Um dia, daqui a meia dúzia de séculos futuro adentro, quando os carros voadores já terão se tornado meras carcaças expostas em museus, quando o teletransporte levar à falência a indústria da aviação e os foguetes se reduzirem à utilidade dos fogos de artifício, ainda será do conhecimento de todos que Roberta Sá foi a maior cantora de samba de sua geração.
Você me desculpe se isso parecer reducionista, porque é certo que Roberta é uma cantora que canta bonito qualquer coisa que se achegue ao seu coração festeiro. Mas em minha opinião ela é a grande intérprete de samba do Brasil destes nossos tempos. A maior!
Roberta é uma sambista de mãos cheias e coração pleno. Sem experimentalismos, seu trabalho oferece uma experiência bonita a quem o escuta. Todo o seu repertório, desde o primeiro disco, em 2005, é um movimento a serviço da alegria e da beleza da vida. É o que comprova, de novo, seu disco “Sambasá ao Vivo”. Que vocação bonita, Meu Deus!
Mais que o mero show do álbum de estúdio lançado em 2022, “Sambasá ao Vivo” é uma festa para os que estão aqui hoje e um recado generoso para o futuro.
Roberta oferece nesse disco um verdadeiro tratado do samba brasileiro e um guia ilustrado de suas riquezas. Em cada uma das 20 canções do álbum, gravado no Circo Viador, no Rio de Janeiro, o samba ali está representado e apresentado a seus ouvintes com carinho por Roberta.
Quanto respeito ela demonstra pelos compositores de tantas épocas.

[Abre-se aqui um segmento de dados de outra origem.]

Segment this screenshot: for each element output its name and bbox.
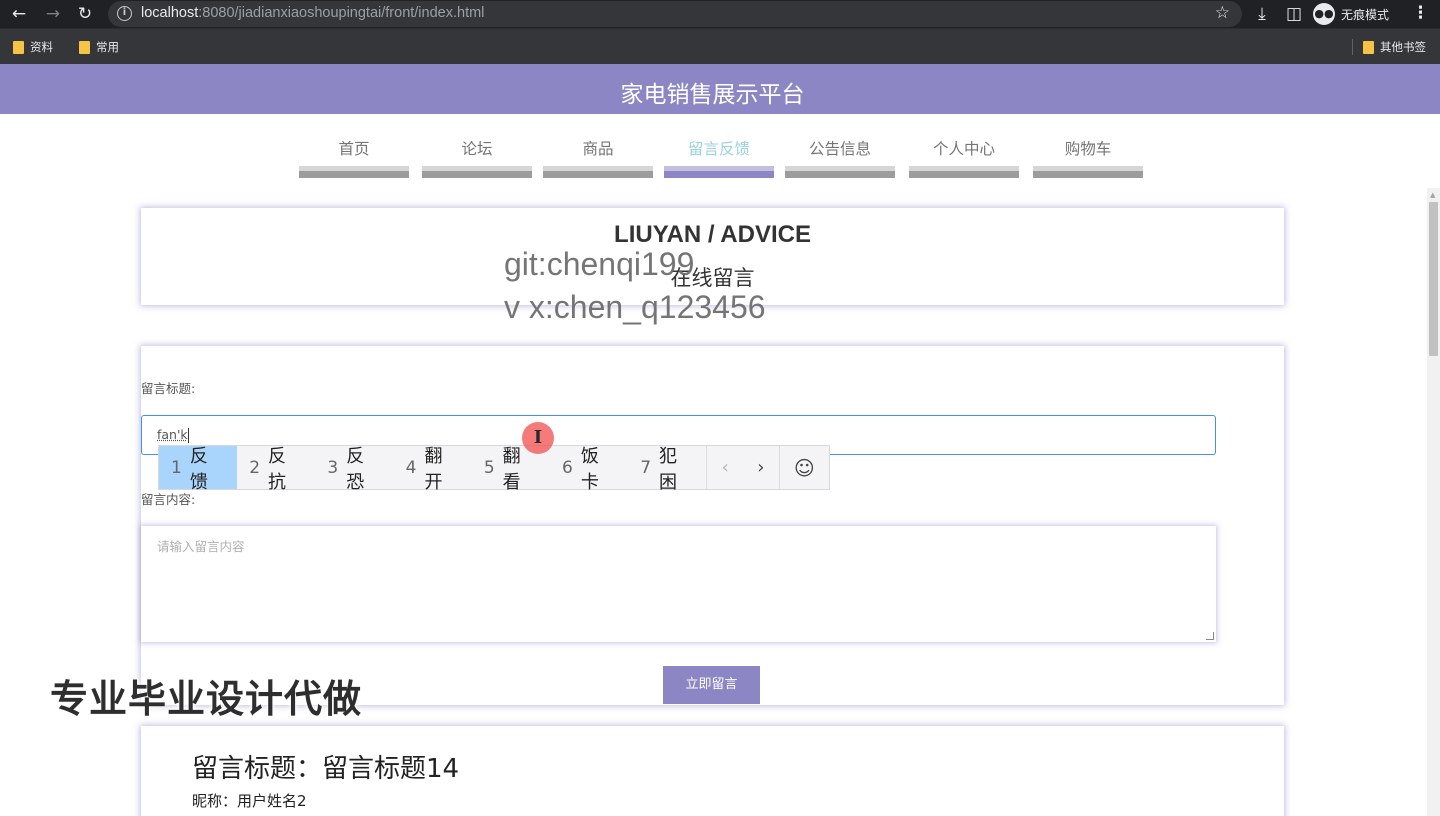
ime-next-page-icon[interactable]: › (743, 446, 779, 489)
content-textarea[interactable]: 请输入留言内容 (141, 526, 1216, 642)
bookmark-star-icon[interactable]: ☆ (1215, 3, 1230, 23)
watermark-git: git:chenqi199 (504, 246, 695, 282)
ime-prev-page-icon[interactable]: ‹ (707, 446, 743, 489)
nav-feedback[interactable]: 留言反馈 (664, 136, 774, 178)
folder-icon (13, 40, 24, 54)
submit-button[interactable]: 立即留言 (663, 666, 760, 704)
ime-emoji-icon[interactable]: ☺ (780, 446, 829, 489)
bookmarks-bar: 资料 常用 其他书签 (0, 28, 1440, 64)
site-info-icon[interactable]: i (117, 6, 132, 21)
ime-candidate[interactable]: 2 反抗 (237, 446, 315, 493)
feedback-form: 留言标题: fan'k 留言内容: 请输入留言内容 立即留言 (141, 346, 1284, 705)
address-bar[interactable]: i localhost:8080/jiadianxiaoshoupingtai/… (108, 1, 1242, 27)
ime-candidate[interactable]: 4 翻开 (394, 446, 472, 493)
incognito-label: 无痕模式 (1341, 7, 1390, 22)
resize-handle-icon[interactable] (1206, 632, 1214, 640)
url-text[interactable]: localhost:8080/jiadianxiaoshoupingtai/fr… (141, 5, 484, 21)
watermark-wechat: v x:chen_q123456 (504, 289, 766, 325)
page-scrollbar[interactable]: ▲ (1427, 188, 1440, 816)
message-item[interactable]: 留言标题：留言标题14 昵称：用户姓名2 (141, 726, 1284, 816)
content-label: 留言内容: (141, 492, 196, 507)
other-bookmarks[interactable]: 其他书签 (1363, 38, 1426, 56)
download-icon[interactable]: ⤓ (1251, 3, 1273, 25)
side-panel-icon[interactable]: ◫ (1283, 3, 1305, 25)
incognito-icon: ●● (1313, 3, 1335, 25)
scrollbar-thumb[interactable] (1429, 202, 1438, 356)
browser-menu-icon[interactable]: ⋮ (1412, 3, 1429, 23)
back-icon[interactable]: ← (8, 3, 30, 25)
site-header: 家电销售展示平台 (0, 64, 1440, 114)
browser-toolbar: ← → ↻ i localhost:8080/jiadianxiaoshoupi… (0, 0, 1440, 28)
text-cursor-icon: I (522, 422, 554, 454)
bookmarks-divider (1352, 39, 1353, 55)
ime-candidate[interactable]: 3 反恐 (315, 446, 393, 493)
ime-candidate[interactable]: 7 犯困 (628, 446, 706, 493)
scroll-up-icon[interactable]: ▲ (1430, 191, 1435, 199)
bookmark-folder-ziliao[interactable]: 资料 (13, 38, 53, 56)
main-nav: 首页 论坛 商品 留言反馈 公告信息 个人中心 购物车 (0, 136, 1440, 180)
forward-icon[interactable]: → (42, 3, 64, 25)
section-title: LIUYAN / ADVICE (614, 221, 811, 248)
content-placeholder: 请输入留言内容 (157, 539, 245, 554)
folder-icon (1363, 40, 1374, 54)
title-label: 留言标题: (141, 381, 196, 396)
reload-icon[interactable]: ↻ (74, 3, 96, 25)
site-title: 家电销售展示平台 (620, 82, 805, 108)
section-subtitle: 在线留言 (670, 266, 755, 290)
incognito-indicator[interactable]: ●● 无痕模式 (1313, 2, 1389, 26)
bookmark-folder-changyong[interactable]: 常用 (79, 38, 119, 56)
nav-forum[interactable]: 论坛 (422, 136, 532, 178)
message-title: 留言标题：留言标题14 (192, 754, 460, 784)
nav-announcements[interactable]: 公告信息 (785, 136, 895, 178)
overlay-banner-text: 专业毕业设计代做 (50, 677, 363, 721)
nav-profile[interactable]: 个人中心 (909, 136, 1019, 178)
nav-cart[interactable]: 购物车 (1033, 136, 1143, 178)
folder-icon (79, 40, 90, 54)
message-author: 昵称：用户姓名2 (192, 792, 307, 810)
text-caret (187, 428, 189, 443)
ime-candidate[interactable]: 6 饭卡 (550, 446, 628, 493)
nav-products[interactable]: 商品 (543, 136, 653, 178)
ime-candidate[interactable]: 1 反馈 (159, 446, 238, 493)
page-content: 家电销售展示平台 首页 论坛 商品 留言反馈 公告信息 个人中心 购物车 ▲ L… (0, 64, 1440, 816)
nav-home[interactable]: 首页 (299, 136, 409, 178)
ime-candidate-window: 1 反馈 2 反抗 3 反恐 4 翻开 5 翻看 6 饭卡 7 犯困 ‹ › ☺ (158, 445, 830, 493)
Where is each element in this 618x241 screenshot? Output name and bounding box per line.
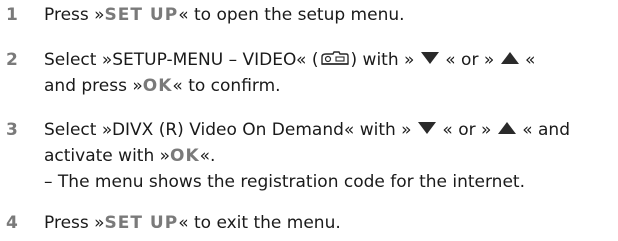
text-segment: Select »DIVX (R) Video On Demand« with » (44, 120, 412, 140)
text-segment: « or » (442, 120, 492, 140)
text-segment: « to open the setup menu. (178, 5, 405, 25)
text-segment: « to confirm. (172, 76, 281, 96)
key-label-ok: OK (170, 146, 200, 166)
step-text: Select »DIVX (R) Video On Demand« with »… (44, 117, 614, 195)
text-segment: Press » (44, 5, 105, 25)
step-number: 3 (6, 120, 18, 140)
text-segment: and press » (44, 76, 143, 96)
step-text: Select »SETUP-MENU – VIDEO« ( ) with » «… (44, 47, 614, 99)
text-segment: « (525, 50, 536, 70)
step-number: 2 (6, 50, 18, 70)
step-line: Select »SETUP-MENU – VIDEO« ( ) with » «… (44, 47, 614, 73)
text-segment: activate with » (44, 146, 171, 166)
up-arrow-icon (500, 52, 519, 64)
step-line: and press »OK« to confirm. (44, 73, 614, 99)
text-segment: « to exit the menu. (178, 213, 341, 233)
down-arrow-icon (420, 52, 439, 64)
step-number: 1 (6, 5, 18, 25)
step-number: 4 (6, 213, 18, 233)
text-segment: Select »SETUP-MENU – VIDEO« ( (44, 50, 319, 70)
step-text: Press »SET UP« to exit the menu. (44, 210, 614, 236)
down-arrow-icon (417, 122, 436, 134)
step-result-note: – The menu shows the registration code f… (44, 172, 525, 192)
text-segment: « and (522, 120, 570, 140)
step-line: Select »DIVX (R) Video On Demand« with »… (44, 117, 614, 143)
key-label-setup: SET UP (104, 5, 179, 25)
step-text: Press »SET UP« to open the setup menu. (44, 2, 614, 28)
key-label-ok: OK (142, 76, 173, 96)
text-segment: «. (199, 146, 216, 166)
up-arrow-icon (497, 122, 516, 134)
text-segment: « or » (445, 50, 495, 70)
step-line: activate with »OK«. (44, 143, 614, 169)
text-segment: Press » (44, 213, 105, 233)
key-label-setup: SET UP (104, 213, 179, 233)
video-camera-icon (320, 50, 349, 65)
text-segment: ) with » (350, 50, 415, 70)
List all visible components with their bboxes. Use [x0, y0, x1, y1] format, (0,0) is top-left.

Gente como Dona Ivone Lara, Wanderley Monteiro, Toninho Geraes, Chico Alves, Nelson Rufino, Antonio Castro, Chico da Silva, Martinho da Vila, Dudu Nobre, Adriana Calcanhoto e tantos outros.
Suas mãos de artista tocam cuidadosas cada joia do repertório que ela nos mostra segurando-as nas pontas dos dedos e anunciando num sorriso irresistível: “divirtam-se!”
É o samba inteiro que ali está em sua filosofia da gente simples, sua sabedoria desconcertante, sua alma requintada, sua disciplina de relógio e toda a sua potência. Está tudo ali, impecável, deslumbrante, amorosa e definitivamente.
Nessa ciranda de pérolas, Roberta conta uma história linda, sobrevoa clássicos, apresenta composições e esparrama belezas feito um avião jorrando jatos de ternura em nosso chão pisoteado de grossuras, semeando amor por sobre nós. Tudo em forma de música, tudo em forma de samba.
Ouço esse disco repetidamente e penso aqui comigo: os dois minutos de beleza que uma canção nos oferece têm mais poder que o horror de uma vida inteira. Muito obrigado, Roberta! Vida longa ao samba. Vida longa a você!